Recommended Retrieval Pipeline for RAG To maximize retrieval performance, the following approach is suggested:

Hybrid Retrieval: Combines embedding retrieval with sparse retrieval (e.g., BM25) for higher accuracy and generalization
Re-Ranking: Utilize bge-reranker-v2-m3, a model supported on our platform, for enhanced retrieval accuracy

multilingual-e5-large-instruct

Multilingual-e5 is a multilingual model for creating text embeddings in multiple languages.

Type: Embedding Generation
Use Case: Used for Generating Text Embeddings

https://huggingface.co/intfloat/multilingual-e5-large-instruct

multilingual-e5-large-instruct is a robust, multilingual embedding model with 560 million parameters and a dimensionality of 1024, capable of processing inputs with up to 512 tokens. This model builds on the xlm-roberta-large architecture and is designed to excel in multilingual text embedding tasks across 100 languages.

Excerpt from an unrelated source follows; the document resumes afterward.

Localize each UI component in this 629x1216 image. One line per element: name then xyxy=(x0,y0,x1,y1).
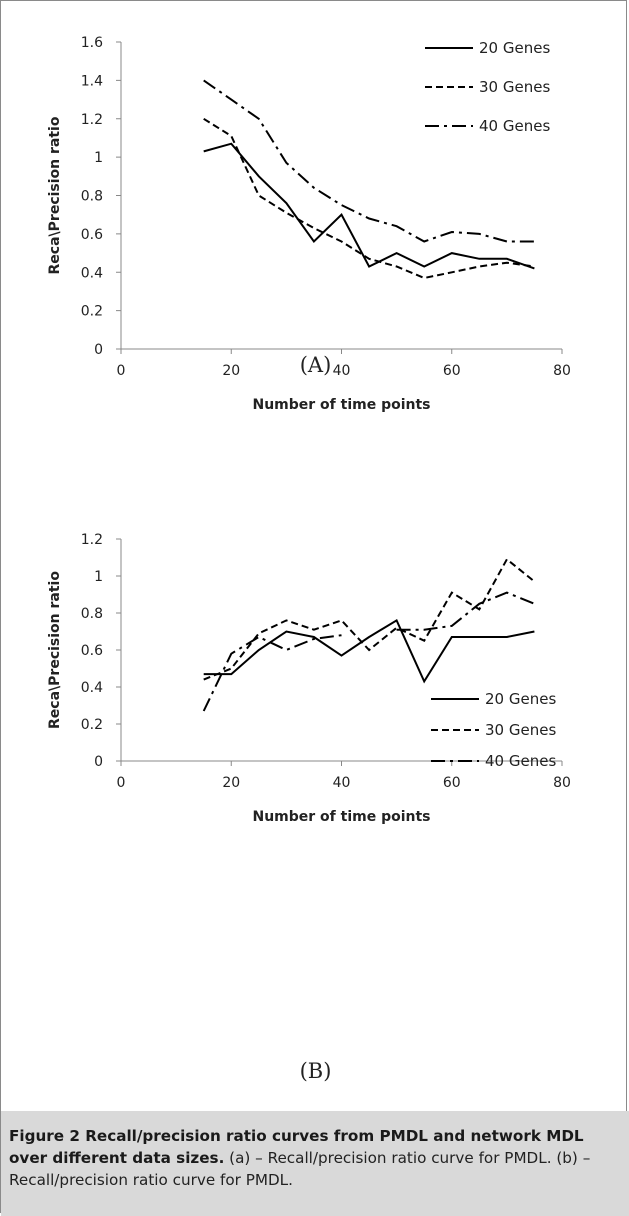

Trained through a two-stage process, it first undergoes contrastive pre-training on one billion weakly supervised text pairs, followed by fine-tuning on diverse multilingual datasets from the E5-mistral paper.

With state-of-the-art performance in text retrieval and semantic similarity, this model demonstrates impressive results on the BEIR and MTEB benchmarks. Users should note that task instructions are crucial for optimal performance, as the model leverages these to customize embeddings for various scenarios. Although the model generally supports 100 languages, performance may vary for low-resource languages.

With a training approach that mirrors the English E5 model recipe, it achieves comparable quality to leading English-only models while offering a multilingual edge.

bridgetower-large-itm-mlm-itc

BridgeTower is a multimodal model for creating joint embeddings between images and text.

Type: Embedding Generation
Use Case: Used for Generating Text and Image Embedding

https://huggingface.co/BridgeTower/bridgetower-large-itm-mlm-itc

BridgeTower introduces multiple bridge layers that build a connection between the top layers of uni-modal encoders and each layer of the cross-modal encoder. This enables effective bottom-up cross-modal alignment and fusion between visual and textual representations of different semantic levels of pre-trained uni-modal encoders in the cross-modal encoder. Pre-trained with only 4M images, BridgeTower achieves state-of-the-art performance on various downstream vision-language tasks. In particular, on the VQAv2 test-std set, BridgeTower achieves an accuracy of 78.73%, outperforming the previous state-of-the-art model METER by 1.09% with the same pre-training data and almost negligible additional parameters and computational costs. Notably, when further scaling the model, BridgeTower achieves an accuracy of 81.15%, surpassing models that are pre-trained on orders-of-magnitude larger datasets.